Case ID: ad3d_64/html/0445-01.html
Source: Caselaw Access Project
Author: {"author": "", "license": "Public Domain", "url": "https://static.case.law/"}
Date Created: 2024-08-24T03:29:51.129683

Vanessa Lawson, Respondent, v Riverbay Corporation, Defendant and Third-Party Plaintiff-Appellant. Proto Construction & Development Corp., Third-Party Defendant-Respondent.
    [883 NYS2d 199]
   Order, Supreme Court, Bronx County (Wilma Guzman, J.), entered on or about August 22, 2008, which denied defendant’s motion for summary judgment dismissing the complaint and granted third-party defendant’s motion for summary judgment dismissing the third-party complaint, unanimously affirmed, without costs.

On March 4, 2005, at approximately 6:00 p.m., plaintiff Vanessa Lawson was injured when she tripped and fell over a concrete block situated in a pedestrian walkway under a scaffolding, or construction bridge, adjacent to the residential apartment buildings at Co-Op City, owned and operated by defendant Riverbay. According to the assistant director of construction for Riverbay, the scaffolding had been installed years earlier, in contemplation of facade work planned for, but not yet performed on, the adjacent building. The concrete block in question, and others like it, had been placed along the roadway at the time of the initial construction, to prevent vehicles from entering the area in front of the building entrance. When the scaffolding was erected, it was simply put up around the blocks, leaving them in place, although it is apparent from the photographs that the scaffolding itself creates a pedestrian walkway and serves to prevent vehicles from entering the area. Accordingly, as long as the scaffolding was in place, the blocks in question would not serve their intended purpose—or any purpose other than as a possible obstacle for pedestrians.

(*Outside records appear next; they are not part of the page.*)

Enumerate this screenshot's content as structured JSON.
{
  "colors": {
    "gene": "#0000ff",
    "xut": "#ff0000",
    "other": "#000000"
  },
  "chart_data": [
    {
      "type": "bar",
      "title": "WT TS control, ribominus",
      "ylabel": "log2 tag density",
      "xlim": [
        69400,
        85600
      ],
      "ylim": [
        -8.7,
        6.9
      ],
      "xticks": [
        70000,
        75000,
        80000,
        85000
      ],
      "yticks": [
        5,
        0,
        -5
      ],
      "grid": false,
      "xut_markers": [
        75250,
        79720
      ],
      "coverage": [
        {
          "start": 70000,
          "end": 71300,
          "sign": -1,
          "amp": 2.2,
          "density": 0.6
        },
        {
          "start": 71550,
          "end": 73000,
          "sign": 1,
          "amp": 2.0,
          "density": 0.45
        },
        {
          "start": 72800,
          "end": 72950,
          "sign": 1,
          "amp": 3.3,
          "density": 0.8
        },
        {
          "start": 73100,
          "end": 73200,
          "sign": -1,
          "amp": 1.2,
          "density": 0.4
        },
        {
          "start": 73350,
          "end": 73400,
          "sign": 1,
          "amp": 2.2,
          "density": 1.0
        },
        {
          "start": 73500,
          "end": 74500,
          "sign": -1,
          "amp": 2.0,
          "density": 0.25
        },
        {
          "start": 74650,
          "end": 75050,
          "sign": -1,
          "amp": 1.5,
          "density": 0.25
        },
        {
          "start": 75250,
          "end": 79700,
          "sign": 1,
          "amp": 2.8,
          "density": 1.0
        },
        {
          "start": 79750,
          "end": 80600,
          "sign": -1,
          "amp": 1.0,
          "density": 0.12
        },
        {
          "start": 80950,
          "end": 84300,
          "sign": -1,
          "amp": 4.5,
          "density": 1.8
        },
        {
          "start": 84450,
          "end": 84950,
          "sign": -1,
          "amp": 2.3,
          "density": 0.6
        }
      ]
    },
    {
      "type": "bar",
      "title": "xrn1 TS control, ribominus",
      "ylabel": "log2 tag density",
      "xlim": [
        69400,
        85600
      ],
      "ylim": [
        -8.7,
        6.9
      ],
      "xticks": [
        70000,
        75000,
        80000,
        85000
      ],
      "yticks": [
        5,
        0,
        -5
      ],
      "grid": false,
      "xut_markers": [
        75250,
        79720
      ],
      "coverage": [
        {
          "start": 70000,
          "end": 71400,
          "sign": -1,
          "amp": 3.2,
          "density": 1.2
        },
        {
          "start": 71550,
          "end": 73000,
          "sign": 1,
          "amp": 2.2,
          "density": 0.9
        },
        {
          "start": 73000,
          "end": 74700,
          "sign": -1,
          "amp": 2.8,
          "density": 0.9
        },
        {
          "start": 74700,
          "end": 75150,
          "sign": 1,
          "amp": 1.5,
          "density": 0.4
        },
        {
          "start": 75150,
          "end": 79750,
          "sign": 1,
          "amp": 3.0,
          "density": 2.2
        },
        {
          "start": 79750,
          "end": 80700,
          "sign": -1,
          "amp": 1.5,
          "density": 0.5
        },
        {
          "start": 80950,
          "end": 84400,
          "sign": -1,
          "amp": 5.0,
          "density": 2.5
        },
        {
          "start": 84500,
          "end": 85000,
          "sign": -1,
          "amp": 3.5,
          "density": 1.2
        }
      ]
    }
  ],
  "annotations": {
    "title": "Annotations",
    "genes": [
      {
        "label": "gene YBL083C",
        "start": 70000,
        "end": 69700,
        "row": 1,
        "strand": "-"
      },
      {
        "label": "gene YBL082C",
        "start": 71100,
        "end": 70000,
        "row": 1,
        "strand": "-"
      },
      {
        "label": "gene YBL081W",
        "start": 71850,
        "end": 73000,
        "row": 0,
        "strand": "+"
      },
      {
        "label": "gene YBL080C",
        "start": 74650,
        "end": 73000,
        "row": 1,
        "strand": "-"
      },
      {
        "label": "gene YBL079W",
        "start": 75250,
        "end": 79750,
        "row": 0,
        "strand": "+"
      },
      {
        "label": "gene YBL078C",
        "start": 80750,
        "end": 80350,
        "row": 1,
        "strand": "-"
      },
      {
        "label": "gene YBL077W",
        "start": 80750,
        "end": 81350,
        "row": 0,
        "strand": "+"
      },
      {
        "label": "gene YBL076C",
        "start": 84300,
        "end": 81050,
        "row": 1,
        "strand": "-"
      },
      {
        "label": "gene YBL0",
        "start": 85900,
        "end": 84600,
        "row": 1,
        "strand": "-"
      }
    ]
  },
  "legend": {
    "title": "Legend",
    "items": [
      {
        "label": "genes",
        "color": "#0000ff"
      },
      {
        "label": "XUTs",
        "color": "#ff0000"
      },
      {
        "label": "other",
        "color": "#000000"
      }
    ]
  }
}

Defendant’s assertion that the large cement block situated in the center of the walkway was an open and obvious hazard is not the end of the necessary discussion, since the open and obvious nature of an obstacle simply negates the property owner’s duty to warn of a hazard; it does not eliminate the property owner’s duty to ensure that its property is reasonably safe (see Westbrook v WR Activities-Cabrera Mkts., 5 AD3d 69, 72-73 [2004]; Cohen v Shopwell, Inc., 309 AD2d 560 [2003]). A question of fact is presented as to whether the block’s location in the middle of the walkway constituted an unreasonably dangerous condition warranting amelioration by the landlord.

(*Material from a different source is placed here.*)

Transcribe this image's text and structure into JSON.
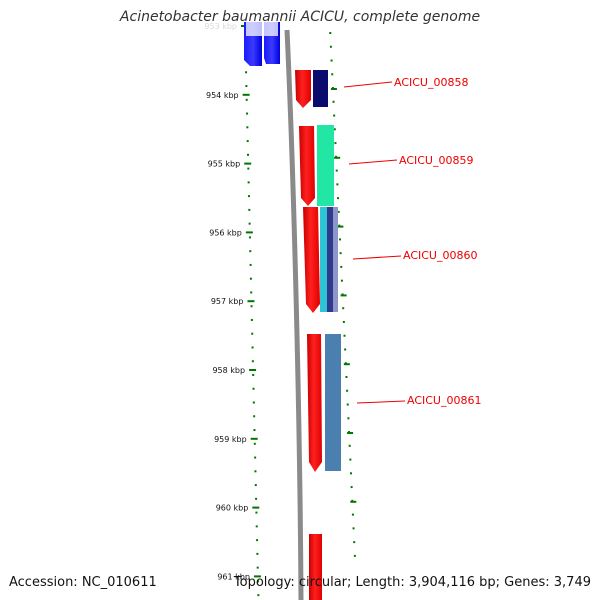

Plaintiff’s recognition that she knew the blocks were there, and had even warned her daughter to be careful of them, does not preclude a finding of liability. According to her deposition testimony, it was dark in that spot under the covered walkway at approximately 6:00 p.m. on March 4, 2005, with the two nearby light bulbs not functioning, and an inspection report confirms the fact of broken light fixtures on that date. Plaintiff, carrying two bags of groceries, had just turned to warn her daughter to avoid the other large cement block on the right, when she herself tripped over the block in her path. This evidence creates a question of fact as to whether plaintiffs own negligence caused the accident.

As to the third-party complaint, the motion court correctly granted Proto Construction’s motion in view of the absence of evidence supporting the assertion of liability against it.

Concur—Saxe, J.P, Buckley, McGuire, DeGrasse and Freedman, JJ.